We indicated in our earlier opinion that the burden of segregating damages should be on the negligent party once illicit damage of consequence is established. 363 F.2d at 113. This was and is conventional wisdom. But having been twice exposed to the problems in this case of proof and of decision and to subsequent helpful oral argument, we see no sensible alternative to applying the divided damages rule on items where the proof establishes shared responsibility, but fails to segregate. We recognize that the divided damages rule has traditionally been applied to cases involving either contributory negligence or the doctrine of avoidable consequences. In such cases the element of fault is present as, for example, when two vessels collide, each being negligent. This may have tended to obscure the basic analysis that damages are divided between those responsible for two producing causes. While such causes of damage are usually linked with “fault” or negligence, there is no reason why such a linkage is indispensable. In the case at bar there were two producing causes of damage. One — reasonable wear and tear — was not a fault, but was nevertheless attributable by contract to Moran. The other — negligently caused damage in loading — was a fault and attributable to Gammino. The fact that the former arose out of contract rather than tort does not change the fact that damage has resulted from two causes under circumstances where precise apportionment is impossible.

Since we uphold the application of divided damages to the items where the court found significant skip box damage, a fortiori, and on traditional theory, the court was correct in dividing the damage to shell plating and frames caused by the grounding of the scows when no particularization was made in the testimony. While Gammino was responsible for providing a sufficient depth of water, at least one of the groundings was the fault of Moran.

Appellant also contends that the district court erred in not finding Gammino liable for damage to slope plates and angles, bulkhead plating and stiffeners, and hopper doors. We shall consider each item separately. We are well aware that the findings of the district court are not to be lightly disturbed. Rule 52(a), Fed.R.Civ.P. Recognizing the weight to which the court’s findings are entitled, we base our review on objective indicia of causes of damage, as we did before, rather than on the evaluation of conflicting testimony.

We consider first the question of damage to the fore and aft bulkheads. Both the loading of stones of 1000 pounds or less in weight and the skip box were a competent cause of the damage. However, the objectively established and non-disputed pattern of damage clearly demonstrates that Gammino must bear part of .the responsibility.
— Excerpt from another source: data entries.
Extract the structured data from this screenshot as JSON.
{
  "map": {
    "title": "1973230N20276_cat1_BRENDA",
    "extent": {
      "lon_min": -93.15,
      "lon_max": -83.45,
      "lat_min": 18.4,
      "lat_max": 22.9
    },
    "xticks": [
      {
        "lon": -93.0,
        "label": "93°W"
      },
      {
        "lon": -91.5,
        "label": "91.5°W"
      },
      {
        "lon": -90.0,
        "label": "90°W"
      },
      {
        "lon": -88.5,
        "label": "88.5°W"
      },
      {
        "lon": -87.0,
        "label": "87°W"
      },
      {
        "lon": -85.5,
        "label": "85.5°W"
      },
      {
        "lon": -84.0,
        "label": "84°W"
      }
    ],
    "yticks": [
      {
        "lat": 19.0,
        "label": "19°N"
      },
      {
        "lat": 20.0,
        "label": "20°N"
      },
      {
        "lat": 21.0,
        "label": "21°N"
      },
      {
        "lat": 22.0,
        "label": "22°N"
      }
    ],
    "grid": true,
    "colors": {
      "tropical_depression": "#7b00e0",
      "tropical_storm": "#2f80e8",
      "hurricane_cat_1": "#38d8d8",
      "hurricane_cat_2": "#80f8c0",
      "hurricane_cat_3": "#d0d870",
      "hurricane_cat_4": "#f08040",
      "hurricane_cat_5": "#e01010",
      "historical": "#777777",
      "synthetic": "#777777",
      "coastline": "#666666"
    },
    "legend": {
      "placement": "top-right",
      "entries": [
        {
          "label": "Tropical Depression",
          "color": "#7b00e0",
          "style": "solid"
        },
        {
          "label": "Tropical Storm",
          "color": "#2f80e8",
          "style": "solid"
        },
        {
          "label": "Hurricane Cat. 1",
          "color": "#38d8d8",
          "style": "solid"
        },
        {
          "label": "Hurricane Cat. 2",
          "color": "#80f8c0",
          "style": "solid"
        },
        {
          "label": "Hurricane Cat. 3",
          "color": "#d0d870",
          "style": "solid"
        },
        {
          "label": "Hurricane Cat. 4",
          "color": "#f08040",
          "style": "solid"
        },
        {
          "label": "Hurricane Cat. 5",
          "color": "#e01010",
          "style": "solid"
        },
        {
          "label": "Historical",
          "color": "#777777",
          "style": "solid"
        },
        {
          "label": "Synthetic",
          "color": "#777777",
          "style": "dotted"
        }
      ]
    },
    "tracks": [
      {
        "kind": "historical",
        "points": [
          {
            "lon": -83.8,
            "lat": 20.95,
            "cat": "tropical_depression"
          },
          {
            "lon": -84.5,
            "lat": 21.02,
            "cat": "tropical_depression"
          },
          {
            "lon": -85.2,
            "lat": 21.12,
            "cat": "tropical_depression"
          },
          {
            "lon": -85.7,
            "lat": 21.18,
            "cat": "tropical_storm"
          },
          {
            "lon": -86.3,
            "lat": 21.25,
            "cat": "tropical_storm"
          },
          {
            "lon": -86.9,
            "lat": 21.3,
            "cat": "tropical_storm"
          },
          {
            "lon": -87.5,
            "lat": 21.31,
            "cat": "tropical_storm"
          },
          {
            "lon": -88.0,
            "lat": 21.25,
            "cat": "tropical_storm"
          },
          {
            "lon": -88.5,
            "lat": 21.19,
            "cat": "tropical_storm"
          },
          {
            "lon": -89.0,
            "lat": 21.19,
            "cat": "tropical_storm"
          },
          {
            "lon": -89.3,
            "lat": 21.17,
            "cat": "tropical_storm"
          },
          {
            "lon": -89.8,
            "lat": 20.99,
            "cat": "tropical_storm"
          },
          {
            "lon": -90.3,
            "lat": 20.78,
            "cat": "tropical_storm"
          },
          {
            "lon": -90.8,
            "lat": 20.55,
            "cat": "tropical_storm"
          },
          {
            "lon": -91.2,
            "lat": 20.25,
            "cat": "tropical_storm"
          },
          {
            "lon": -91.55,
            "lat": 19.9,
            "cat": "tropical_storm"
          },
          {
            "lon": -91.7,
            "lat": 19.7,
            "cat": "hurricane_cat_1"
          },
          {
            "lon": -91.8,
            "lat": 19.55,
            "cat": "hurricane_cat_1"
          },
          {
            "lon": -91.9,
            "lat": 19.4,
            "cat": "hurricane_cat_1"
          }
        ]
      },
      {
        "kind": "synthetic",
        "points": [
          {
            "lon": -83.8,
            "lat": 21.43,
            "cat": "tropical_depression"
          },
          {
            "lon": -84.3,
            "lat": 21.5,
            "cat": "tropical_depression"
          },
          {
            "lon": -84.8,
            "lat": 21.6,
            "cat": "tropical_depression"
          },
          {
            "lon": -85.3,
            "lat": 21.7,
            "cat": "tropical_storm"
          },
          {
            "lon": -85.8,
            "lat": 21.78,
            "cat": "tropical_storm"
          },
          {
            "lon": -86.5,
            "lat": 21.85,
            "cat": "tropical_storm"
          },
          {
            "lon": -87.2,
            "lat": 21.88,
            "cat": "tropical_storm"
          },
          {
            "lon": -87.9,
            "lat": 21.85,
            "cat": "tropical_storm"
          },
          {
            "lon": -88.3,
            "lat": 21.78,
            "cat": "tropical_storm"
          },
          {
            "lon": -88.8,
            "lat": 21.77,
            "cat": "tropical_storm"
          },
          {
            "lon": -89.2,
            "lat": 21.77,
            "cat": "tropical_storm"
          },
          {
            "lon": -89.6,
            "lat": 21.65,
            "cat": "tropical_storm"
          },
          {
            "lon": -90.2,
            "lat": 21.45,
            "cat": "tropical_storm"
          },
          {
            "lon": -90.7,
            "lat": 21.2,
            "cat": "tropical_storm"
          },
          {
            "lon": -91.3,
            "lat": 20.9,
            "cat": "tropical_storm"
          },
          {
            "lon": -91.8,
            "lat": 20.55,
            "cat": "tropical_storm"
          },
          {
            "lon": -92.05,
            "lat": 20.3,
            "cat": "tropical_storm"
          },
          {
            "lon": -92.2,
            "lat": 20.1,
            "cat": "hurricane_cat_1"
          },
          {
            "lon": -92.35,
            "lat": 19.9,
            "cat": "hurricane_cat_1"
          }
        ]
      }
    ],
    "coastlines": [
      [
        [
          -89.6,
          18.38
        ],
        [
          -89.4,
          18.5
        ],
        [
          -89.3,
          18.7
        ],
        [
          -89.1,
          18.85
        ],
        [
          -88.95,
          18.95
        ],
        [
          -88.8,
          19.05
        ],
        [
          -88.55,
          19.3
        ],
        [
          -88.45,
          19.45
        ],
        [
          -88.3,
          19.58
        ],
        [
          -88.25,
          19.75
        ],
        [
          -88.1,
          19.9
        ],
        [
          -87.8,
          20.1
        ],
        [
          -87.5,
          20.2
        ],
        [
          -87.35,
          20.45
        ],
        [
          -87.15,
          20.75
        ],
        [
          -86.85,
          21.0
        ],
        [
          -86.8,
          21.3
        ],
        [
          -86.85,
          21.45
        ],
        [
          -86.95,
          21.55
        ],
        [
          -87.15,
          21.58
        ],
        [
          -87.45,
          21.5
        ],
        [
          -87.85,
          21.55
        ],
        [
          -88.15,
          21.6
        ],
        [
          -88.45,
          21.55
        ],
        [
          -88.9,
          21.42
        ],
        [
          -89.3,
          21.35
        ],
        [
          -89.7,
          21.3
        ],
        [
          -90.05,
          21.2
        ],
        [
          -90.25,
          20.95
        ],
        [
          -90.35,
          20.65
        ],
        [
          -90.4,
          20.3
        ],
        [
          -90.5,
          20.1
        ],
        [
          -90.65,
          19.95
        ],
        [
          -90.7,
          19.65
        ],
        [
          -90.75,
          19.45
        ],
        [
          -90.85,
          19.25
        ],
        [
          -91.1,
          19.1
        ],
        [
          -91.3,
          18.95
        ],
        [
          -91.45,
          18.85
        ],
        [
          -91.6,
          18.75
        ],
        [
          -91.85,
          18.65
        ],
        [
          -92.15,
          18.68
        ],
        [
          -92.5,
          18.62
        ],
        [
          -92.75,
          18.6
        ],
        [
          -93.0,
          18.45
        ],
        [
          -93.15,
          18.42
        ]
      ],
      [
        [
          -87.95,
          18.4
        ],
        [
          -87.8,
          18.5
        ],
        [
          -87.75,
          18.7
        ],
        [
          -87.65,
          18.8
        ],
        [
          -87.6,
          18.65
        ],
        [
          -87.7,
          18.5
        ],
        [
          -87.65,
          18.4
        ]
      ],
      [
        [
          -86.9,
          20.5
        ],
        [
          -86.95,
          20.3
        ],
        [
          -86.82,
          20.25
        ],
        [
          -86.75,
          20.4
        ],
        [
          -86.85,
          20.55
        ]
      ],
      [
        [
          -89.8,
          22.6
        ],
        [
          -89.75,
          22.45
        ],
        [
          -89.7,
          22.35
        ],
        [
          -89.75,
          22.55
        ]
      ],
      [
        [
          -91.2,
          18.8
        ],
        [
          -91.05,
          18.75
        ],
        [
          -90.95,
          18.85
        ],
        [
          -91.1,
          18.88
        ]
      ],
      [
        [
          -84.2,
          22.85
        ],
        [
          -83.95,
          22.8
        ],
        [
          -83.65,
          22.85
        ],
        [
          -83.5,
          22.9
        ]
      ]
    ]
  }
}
Specifically, the top of the fore and aft bulkheads were damaged only on the port side. It is inconceivable that all of the stones being dropped into the hoppers (in the course of several hundred loadings over a five month period) should collide only with the port side. This observation is reinforced by the absence of damage to the intermediate bulkheads. This is readily explainable by the presence of iron guards which prevented the skip box (but not stones, had they been a sufficient cause) from striking the intermediate bulkheads. In short, Moran has shown sufficient illicit damage to the bulkheads, and Gammino must bear fifty per cent of the cost of repairs.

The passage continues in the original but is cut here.